Quoted from dudah:
I tried pulling and stretching best I could, but pulling too much on one side creates excess bunching on another. At the corner I tried cutting a 45 degree line to try to overlap it and it turned out... OK. Tried using the hair dryer but I feel that just ruined the texture and I feared I would stretch it too thin.
A couple things for next time. A hair dryer won't cut it, the stuff has memory and you can heat it out with a heat gun or a torch, sounds nuts but that's what it takes, and yes you can burn it right up.
The key is to heat and stretch well past the corners letting the material take the shape. It may not happen on the first try. You can also buy an adhesive usually available from the seller, which can help but means a bit more effort if you have to replace. I'd only use it on the edges and corner. You'll have to hold until cool. Really its a crutch if you see it pulling on the glue you didn't remove the memory in the plastic.

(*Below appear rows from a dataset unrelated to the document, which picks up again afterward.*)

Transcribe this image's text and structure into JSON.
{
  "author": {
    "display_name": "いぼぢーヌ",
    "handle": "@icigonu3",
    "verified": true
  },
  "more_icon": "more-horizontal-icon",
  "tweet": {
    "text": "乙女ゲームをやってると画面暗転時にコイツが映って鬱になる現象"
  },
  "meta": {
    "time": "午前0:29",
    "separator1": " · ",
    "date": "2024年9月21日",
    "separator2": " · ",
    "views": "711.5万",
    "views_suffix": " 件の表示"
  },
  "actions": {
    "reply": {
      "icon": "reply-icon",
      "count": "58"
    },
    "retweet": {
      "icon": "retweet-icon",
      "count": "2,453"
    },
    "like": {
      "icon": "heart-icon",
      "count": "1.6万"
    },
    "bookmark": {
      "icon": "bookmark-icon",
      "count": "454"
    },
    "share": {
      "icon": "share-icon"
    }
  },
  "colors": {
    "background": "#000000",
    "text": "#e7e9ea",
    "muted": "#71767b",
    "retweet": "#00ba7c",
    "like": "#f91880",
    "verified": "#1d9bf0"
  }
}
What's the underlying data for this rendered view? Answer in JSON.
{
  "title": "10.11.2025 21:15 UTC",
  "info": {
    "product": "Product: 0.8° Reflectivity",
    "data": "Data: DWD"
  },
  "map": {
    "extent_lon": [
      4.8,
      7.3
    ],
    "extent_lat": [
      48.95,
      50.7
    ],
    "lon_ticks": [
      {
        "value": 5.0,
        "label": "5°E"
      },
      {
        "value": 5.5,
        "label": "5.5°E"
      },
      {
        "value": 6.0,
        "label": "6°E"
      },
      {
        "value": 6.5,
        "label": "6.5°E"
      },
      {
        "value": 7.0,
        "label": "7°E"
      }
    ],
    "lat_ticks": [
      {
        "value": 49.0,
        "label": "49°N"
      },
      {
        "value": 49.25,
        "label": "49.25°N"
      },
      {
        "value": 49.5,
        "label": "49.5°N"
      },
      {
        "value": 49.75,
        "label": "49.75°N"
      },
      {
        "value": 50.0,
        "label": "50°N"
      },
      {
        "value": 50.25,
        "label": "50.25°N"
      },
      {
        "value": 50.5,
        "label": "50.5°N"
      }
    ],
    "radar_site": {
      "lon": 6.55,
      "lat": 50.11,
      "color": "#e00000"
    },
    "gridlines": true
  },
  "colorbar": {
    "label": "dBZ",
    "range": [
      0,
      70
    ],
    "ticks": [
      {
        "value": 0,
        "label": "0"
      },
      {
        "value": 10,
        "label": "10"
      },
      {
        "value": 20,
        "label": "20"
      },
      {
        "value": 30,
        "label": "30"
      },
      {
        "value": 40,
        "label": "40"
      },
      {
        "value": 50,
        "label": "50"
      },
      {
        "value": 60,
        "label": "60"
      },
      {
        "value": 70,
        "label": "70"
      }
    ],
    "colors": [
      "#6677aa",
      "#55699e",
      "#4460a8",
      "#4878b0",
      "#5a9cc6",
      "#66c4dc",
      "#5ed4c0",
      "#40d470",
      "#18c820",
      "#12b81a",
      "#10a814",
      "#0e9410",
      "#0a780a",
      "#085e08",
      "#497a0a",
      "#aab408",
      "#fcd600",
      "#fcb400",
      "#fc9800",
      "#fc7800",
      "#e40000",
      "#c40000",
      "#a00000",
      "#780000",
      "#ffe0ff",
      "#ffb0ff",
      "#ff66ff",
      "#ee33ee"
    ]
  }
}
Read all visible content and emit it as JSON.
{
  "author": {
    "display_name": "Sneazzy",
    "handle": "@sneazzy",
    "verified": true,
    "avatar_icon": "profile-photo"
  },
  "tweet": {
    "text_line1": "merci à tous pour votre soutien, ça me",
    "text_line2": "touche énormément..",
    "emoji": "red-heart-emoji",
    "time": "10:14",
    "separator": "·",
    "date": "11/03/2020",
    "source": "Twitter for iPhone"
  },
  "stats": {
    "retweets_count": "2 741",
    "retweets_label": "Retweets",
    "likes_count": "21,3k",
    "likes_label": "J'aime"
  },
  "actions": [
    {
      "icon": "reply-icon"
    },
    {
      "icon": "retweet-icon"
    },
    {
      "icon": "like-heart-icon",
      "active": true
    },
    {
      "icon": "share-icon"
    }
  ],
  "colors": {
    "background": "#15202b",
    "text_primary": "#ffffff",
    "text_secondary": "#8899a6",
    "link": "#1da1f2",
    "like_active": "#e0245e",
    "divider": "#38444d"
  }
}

With some spare pieces heat and stretch and learn its limits if you can, it will get thinner and if you don't heat it enough, it will try to rebound back to its original shape as it cools. Because of this, I would instead recommend wrapping around to the back of the bar. This gives you a place to hold and some wiggle room to react if it start to shrink back, get the heat on it asap. It can be ugly and wrinkled in the back, you can trim it later fter its cool iand has a new memory of the new shape.
When the shop wrapped the wood grain on my wagon, watching them work an actual butane torch was scary since I had paid over $1200 bucks to print that particular pattern of woodgrain, but they knew what they were doing and shared a lot of tips. I later used that info to wrap trim pieces. The torch is used at a distance and in small figure 8 patterns or overlapping circles. It better than a heat gun because it can get the temp up faster, keeping the plastic in place. You'll see the plastic relax if your doing it right, start 6-8" away and move in as you swirl the torch or heat gun and when your at the right point it just smooths out like glass.
Use a fine needle on bubbles and do the same working from the edge to chase the air out the hole you prick in the top.
I made my own squeegees with some felt and rubber bondo mixers, you can buy them when you buy the material, but be careful and don't apply it directly to a freshly heated area, it can pull and deform the very soft material. Its for 5-10 sec later when it cooling and you want to press it down a bit. don't push too hard, you can texture or scratch.
I won't be able to get to my own project for a while, but when I do, I'll try to make a video and share.
You can practice on what you have, maybe even save it. I have a pair of those as-seen-on-tv ov-gloves, so you can grip the small ends, have some adhesive on hand. If you get to the point where the metals hot, let it sit for a while before going back. You just want to heat the plastic. Rapid cooling is a big part of memory formation, that won't happen if your metal is hot.
I'm not a pro, but did wrap a lot of complex trim on my station wagon using this method. Learned the hard lessons fast, but found it wasn't that hard once you got a feel for what the material can do.
EDIT - A heatgun should work for this, its not that complex of a piece just use lots of extra materials for the edges so you can really get a stretch around the corners. I would likely also work from the front pulling it over to the back near the glass where it the thinnest, then down around the corners. Corners last.
Cheap material is useless, you get what you pay for.